Um silêncio se forma no quarto até que consigo erguer a cabeça para vê-lo. Está de costas e consigo ver o desenho perfeito dela, cada músculo no lugar certo. Um deus grego. Que se vira e fixa seus olhos nos meus, nos encaramos por longos segundos e sinto que seu olhar é diferente, calmo. Desvio o olhar me encolhendo na cama, saudade de carinho ou a atenção de alguém, falta constante de amor, tudo é diferente pois antes eu tinha eles e agora só me resta eu. Me viro ignorando a dor para que ele não me veja chorar, mas acho que ele percebe já que suas mãos pousam em meus ombros logo depois. Sua voz sai um pouco rouca e gaguejada.
-Está tudo bem? -A pergunta mais horrível do mundo é feita para mim. Me encolhi mais ainda, não sei o que dizer.

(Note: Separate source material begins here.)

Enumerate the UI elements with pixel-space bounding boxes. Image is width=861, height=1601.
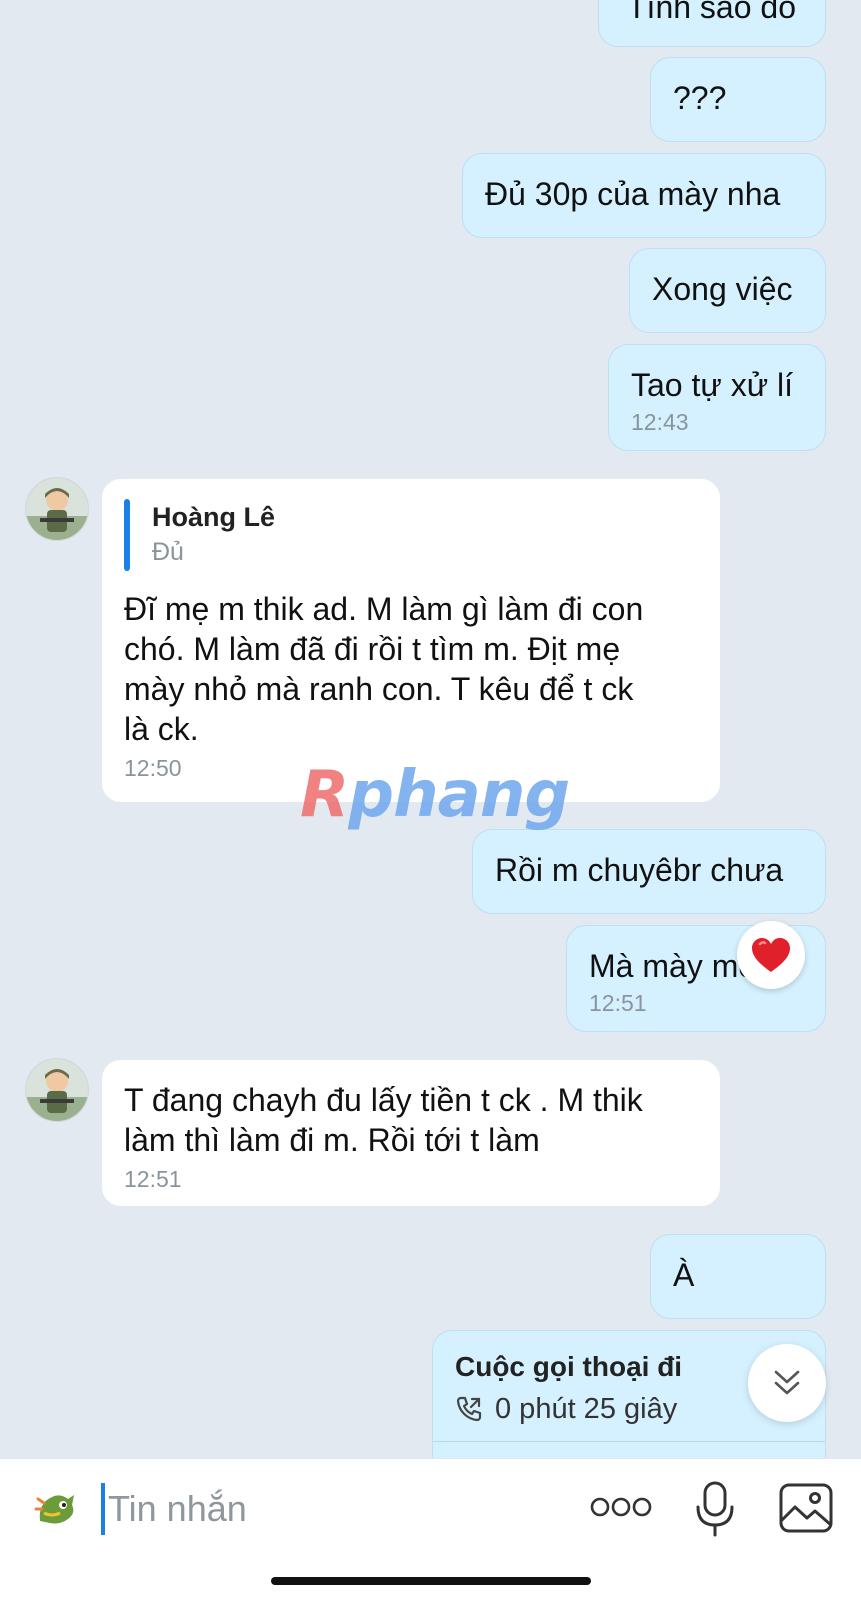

-Sim. -A voz embargada e carregada sai, deixando em mim o vazio que ela significa. As mãos dele me viram, me forçando a olhar fixamente nos olhos dele piscando várias vezes na tentativa de conter as lágrimas, que saem mais frequentemente. Droga inútil de vida! Trago minhas mãos aos olhos para esconder o rosto, e incrivelmente mãos macias retiram as minhas, limpando as lágrimas das bochechas que devem estar rosadas, recebo um carinho na bochecha ao final.